The date is 17th February 1688. The place is the Grassmarket in Edinburgh. A vast crowd of people are gathered round a scaffold. Mounting the scaffold is a young man of twenty-six. He sings Psalm 103 and reads from Revelation 19 before his execution. James Renwick is his name, the last of the Covenanters to be executed during the twenty five years of persecution prior to the revolution.

The Covenanters maintained that Jesus Christ was King over all and that he should be acknowledged as such by both Church and State. Yet they believed that the church and the state were two separate institutions and that the king had no right to interfere with the government and worship of the church.

They held to the principles of the National Covenant of Scotland of 1638 and the Solemn League and Covenant of 1643, hence the name Covenanters. These principles were the exact opposite of the doctrine of the “Divine right of Kings” held to by the Stuart monarchs and the Covenanters paid the price of faithfulness. Over eighteen thousand Scottish Christians were either executed, banished or suffered the utmost hardships rather than compromise their Christian principles.

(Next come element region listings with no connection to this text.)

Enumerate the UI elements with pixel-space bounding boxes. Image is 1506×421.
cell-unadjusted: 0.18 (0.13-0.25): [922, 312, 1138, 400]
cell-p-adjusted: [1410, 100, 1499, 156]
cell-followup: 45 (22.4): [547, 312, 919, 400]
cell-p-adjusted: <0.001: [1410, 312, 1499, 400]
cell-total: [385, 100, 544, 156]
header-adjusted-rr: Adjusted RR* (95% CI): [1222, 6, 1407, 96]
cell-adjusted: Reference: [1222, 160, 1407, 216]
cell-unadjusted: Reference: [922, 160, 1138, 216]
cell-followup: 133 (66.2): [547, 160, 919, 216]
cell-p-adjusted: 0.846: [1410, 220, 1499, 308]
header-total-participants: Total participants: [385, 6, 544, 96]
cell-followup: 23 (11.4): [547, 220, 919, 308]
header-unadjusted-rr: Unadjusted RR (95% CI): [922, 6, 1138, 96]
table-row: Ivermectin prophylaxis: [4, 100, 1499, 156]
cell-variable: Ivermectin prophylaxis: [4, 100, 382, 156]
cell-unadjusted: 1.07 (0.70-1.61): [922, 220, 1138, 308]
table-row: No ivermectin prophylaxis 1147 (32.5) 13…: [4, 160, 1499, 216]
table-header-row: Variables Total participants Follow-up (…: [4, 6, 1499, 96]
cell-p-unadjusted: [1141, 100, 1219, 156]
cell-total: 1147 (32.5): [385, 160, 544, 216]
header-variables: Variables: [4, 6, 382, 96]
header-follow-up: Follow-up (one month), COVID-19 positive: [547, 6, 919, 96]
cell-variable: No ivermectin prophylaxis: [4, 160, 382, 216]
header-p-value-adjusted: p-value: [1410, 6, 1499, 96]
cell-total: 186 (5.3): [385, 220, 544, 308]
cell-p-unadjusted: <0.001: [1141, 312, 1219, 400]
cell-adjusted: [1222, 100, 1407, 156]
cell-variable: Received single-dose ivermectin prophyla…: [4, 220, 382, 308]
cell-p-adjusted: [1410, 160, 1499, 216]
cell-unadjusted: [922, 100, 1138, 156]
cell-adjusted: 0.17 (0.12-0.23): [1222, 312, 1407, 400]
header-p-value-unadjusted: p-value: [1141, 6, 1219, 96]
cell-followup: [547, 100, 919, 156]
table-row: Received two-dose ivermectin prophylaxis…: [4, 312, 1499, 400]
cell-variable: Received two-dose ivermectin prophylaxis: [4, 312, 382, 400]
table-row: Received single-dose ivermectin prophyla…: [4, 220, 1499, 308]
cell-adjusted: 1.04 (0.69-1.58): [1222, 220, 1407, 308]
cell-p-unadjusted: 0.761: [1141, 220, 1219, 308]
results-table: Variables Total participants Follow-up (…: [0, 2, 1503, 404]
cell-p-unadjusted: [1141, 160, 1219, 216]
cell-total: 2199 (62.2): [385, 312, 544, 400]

The Covenanters in Scotland and Ireland later adopted the name “Reformed Presbyterian.” The first Reformed Presbyterian minister to be ordained in Ireland was Rev. William Martin, a native of Ballyspallan, near Limavady. His ordination service was held in the open air on the 2nd July, 1757 at the Vow a townland on the road from Ballymoney to Rasharkin.

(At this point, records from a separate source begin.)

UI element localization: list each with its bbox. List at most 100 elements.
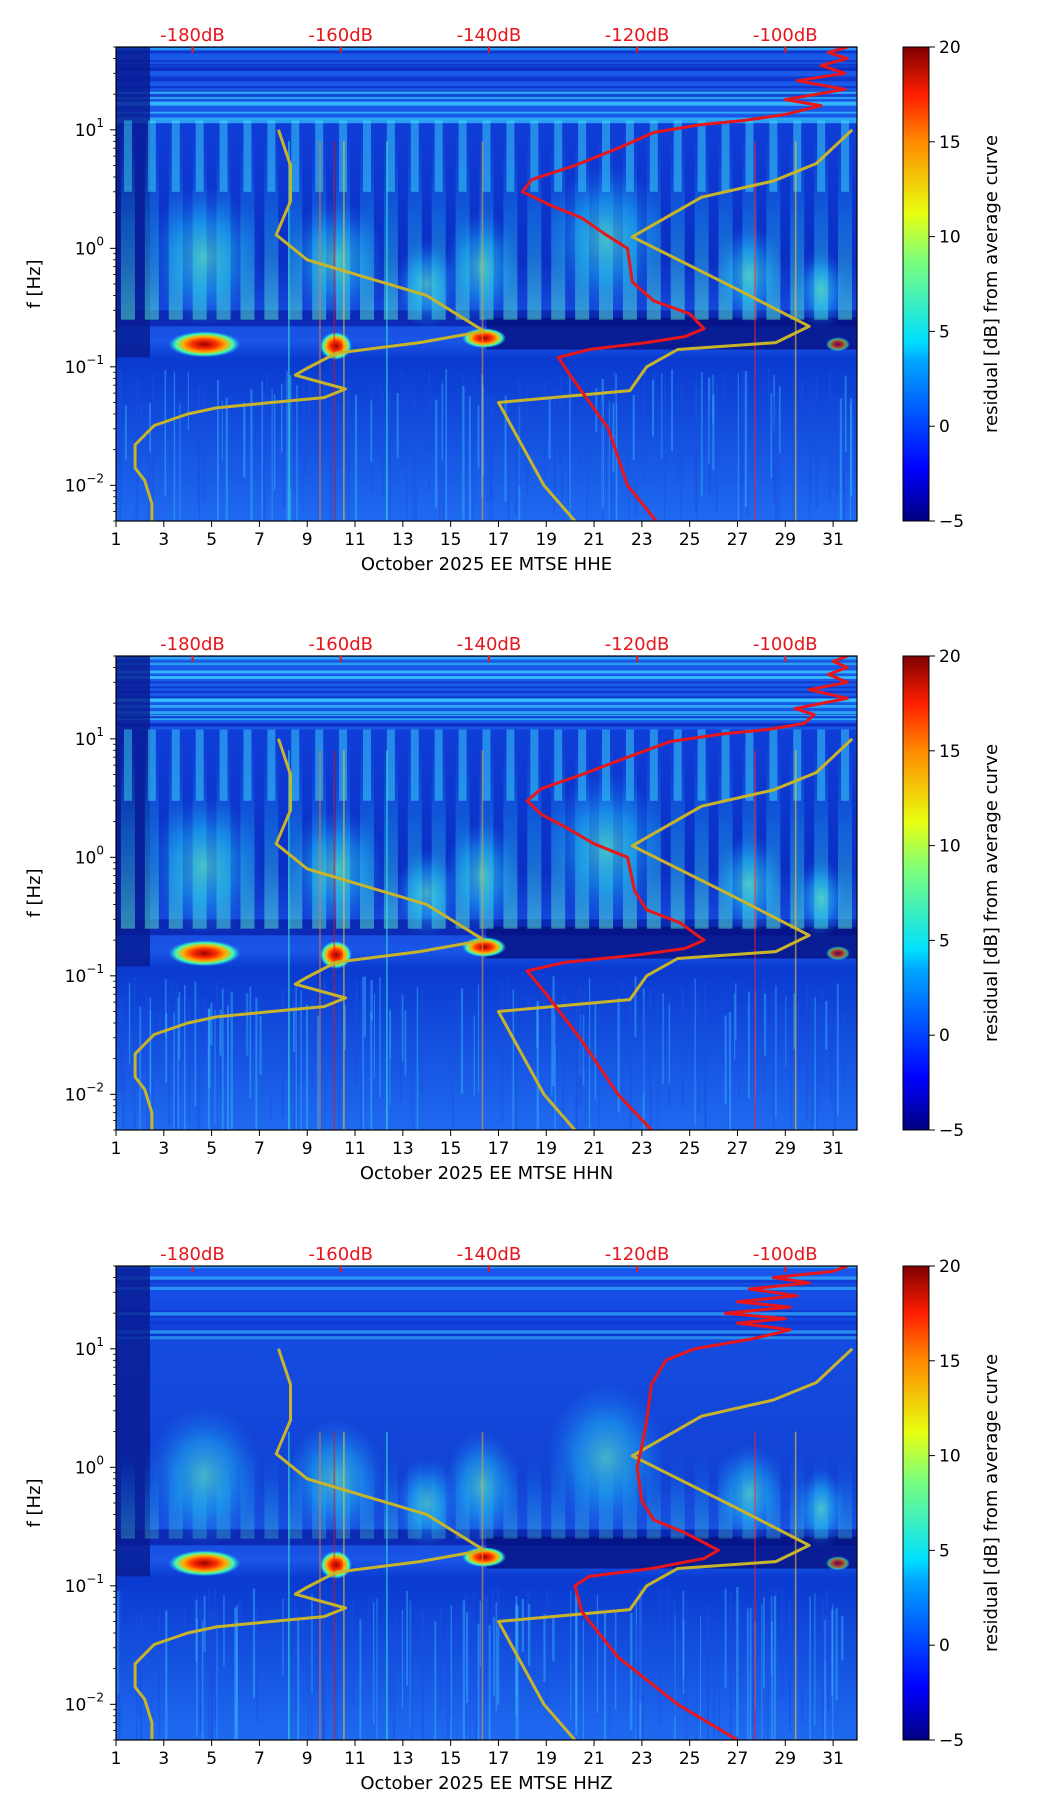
noise-model-low [133, 738, 486, 1130]
x-axis-title: October 2025 EE MTSE HHZ [360, 1773, 612, 1794]
x-tick-label: 1 [111, 530, 122, 550]
db-tick-label: -180dB [160, 1244, 225, 1265]
colorbar: 20 15 10 5 0 −5 residual [dB] from average cur… [902, 647, 1002, 1141]
noise-model-low [133, 1348, 486, 1740]
y-tick-base: 10 [65, 1695, 87, 1715]
y-tick-label: 10−2 [65, 1690, 104, 1715]
db-tick-label: -180dB [160, 634, 225, 655]
hotspot [825, 1556, 850, 1571]
colorbar-tick-label: 10 [939, 837, 961, 857]
y-tick-label: 10−1 [65, 1572, 104, 1597]
hotspot [825, 946, 850, 961]
noise-model-high [497, 1347, 854, 1740]
x-tick-label: 9 [302, 1139, 313, 1159]
x-tick-label: 11 [344, 1139, 366, 1159]
hotspot [319, 1550, 352, 1579]
db-tick-label: -100dB [753, 25, 818, 46]
colorbar-tick-label: 15 [939, 133, 961, 153]
event-line [386, 1431, 388, 1740]
colorbar-tick-label: 10 [939, 1447, 961, 1467]
colorbar-title: residual [dB] from average curve [981, 744, 1002, 1042]
colorbar-tick-label: 10 [939, 228, 961, 248]
x-tick-label: 13 [392, 530, 414, 550]
y-tick-base: 10 [65, 358, 87, 378]
colorbar-tick-label: −5 [939, 1121, 964, 1141]
db-tick-label: -160dB [308, 634, 373, 655]
x-tick-label: 7 [254, 530, 265, 550]
y-tick-exponent: 1 [96, 725, 104, 739]
colorbar-tick-label: 5 [939, 931, 950, 951]
event-line [319, 141, 321, 521]
y-tick-base: 10 [75, 1458, 97, 1478]
colorbar-gradient [902, 46, 930, 522]
colorbar-title: residual [dB] from average curve [981, 135, 1002, 433]
db-tick-label: -120dB [605, 25, 670, 46]
y-tick-exponent: −1 [86, 1572, 104, 1586]
y-tick-exponent: −1 [86, 353, 104, 367]
x-tick-label: 31 [822, 1139, 844, 1159]
y-tick-label: 101 [75, 1335, 104, 1360]
event-line [333, 141, 336, 521]
x-tick-label: 21 [583, 1749, 605, 1769]
y-tick-exponent: −2 [86, 1690, 104, 1704]
event-line [481, 1431, 484, 1740]
y-tick-base: 10 [75, 848, 97, 868]
y-tick-base: 10 [75, 239, 97, 259]
x-tick-label: 31 [822, 530, 844, 550]
x-tick-label: 19 [535, 1749, 557, 1769]
x-tick-label: 3 [158, 1139, 169, 1159]
x-tick-label: 7 [254, 1139, 265, 1159]
hotspot [168, 940, 241, 967]
y-axis-title: f [Hz] [24, 259, 45, 308]
y-tick-label: 100 [75, 843, 104, 868]
average-psd [573, 1266, 848, 1740]
x-tick-label: 7 [254, 1749, 265, 1769]
colorbar: 20 15 10 5 0 −5 residual [dB] from average cur… [902, 38, 1002, 532]
y-tick-exponent: 0 [96, 1453, 104, 1467]
event-line [319, 750, 321, 1130]
colorbar-tick-label: 5 [939, 1541, 950, 1561]
y-tick-label: 100 [75, 234, 104, 259]
x-axis-title: October 2025 EE MTSE HHN [360, 1163, 613, 1184]
db-tick-label: -140dB [457, 25, 522, 46]
colorbar-tick-label: 20 [939, 647, 961, 667]
x-tick-label: 15 [440, 1749, 462, 1769]
y-tick-base: 10 [65, 1085, 87, 1105]
event-line [288, 141, 290, 521]
hotspot [168, 331, 241, 358]
x-tick-label: 21 [583, 1139, 605, 1159]
x-tick-label: 17 [488, 530, 510, 550]
colorbar-gradient [902, 1265, 930, 1741]
x-tick-label: 23 [631, 530, 653, 550]
x-tick-label: 1 [111, 1749, 122, 1769]
colorbar-tick-label: 0 [939, 1636, 950, 1656]
colorbar-tick-label: 0 [939, 1026, 950, 1046]
x-tick-label: 29 [774, 1139, 796, 1159]
colorbar-tick-label: 0 [939, 417, 950, 437]
db-tick-label: -100dB [753, 1244, 818, 1265]
x-tick-label: 3 [158, 1749, 169, 1769]
x-tick-label: 13 [392, 1139, 414, 1159]
heatmap-image [116, 656, 857, 1130]
event-line [794, 141, 797, 521]
x-tick-label: 11 [344, 530, 366, 550]
event-line [794, 750, 797, 1130]
x-tick-label: 5 [206, 1139, 217, 1159]
y-tick-base: 10 [75, 1340, 97, 1360]
hotspot [168, 1550, 241, 1577]
y-tick-exponent: 1 [96, 116, 104, 130]
event-line [343, 141, 345, 521]
event-line [288, 1431, 290, 1740]
event-line [343, 1431, 345, 1740]
db-tick-label: -140dB [457, 634, 522, 655]
hotspot [825, 337, 850, 352]
y-tick-label: 10−1 [65, 962, 104, 987]
db-tick-label: -120dB [605, 1244, 670, 1265]
noise-model-low [133, 129, 486, 521]
x-tick-label: 15 [440, 1139, 462, 1159]
y-tick-base: 10 [75, 121, 97, 141]
colorbar-tick-label: 20 [939, 38, 961, 58]
x-tick-label: 9 [302, 1749, 313, 1769]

By the 1st May 1811, the Reformed Presbyterian Church of Ireland was in a position to hold its first meeting of synod. One of the congregation listed under this synod was Drummillar, near Scarva.

In Loughbrickland a congregation of the Original Secession Church existed with a meeting house dating from 1817. The Reformed Presbyterians of Drummillar joined with this congregation in Loughbrickland when the latter joined the Reformed Presbyterian Church and in 1839, the Rev. Samuel Sims was ordained and installed as the first Reformed Presbyterian minister of Loughbrickland. He retired in 1871 and his remains are buried behind the meeting house on the hill in Loughbrickland which is still used today.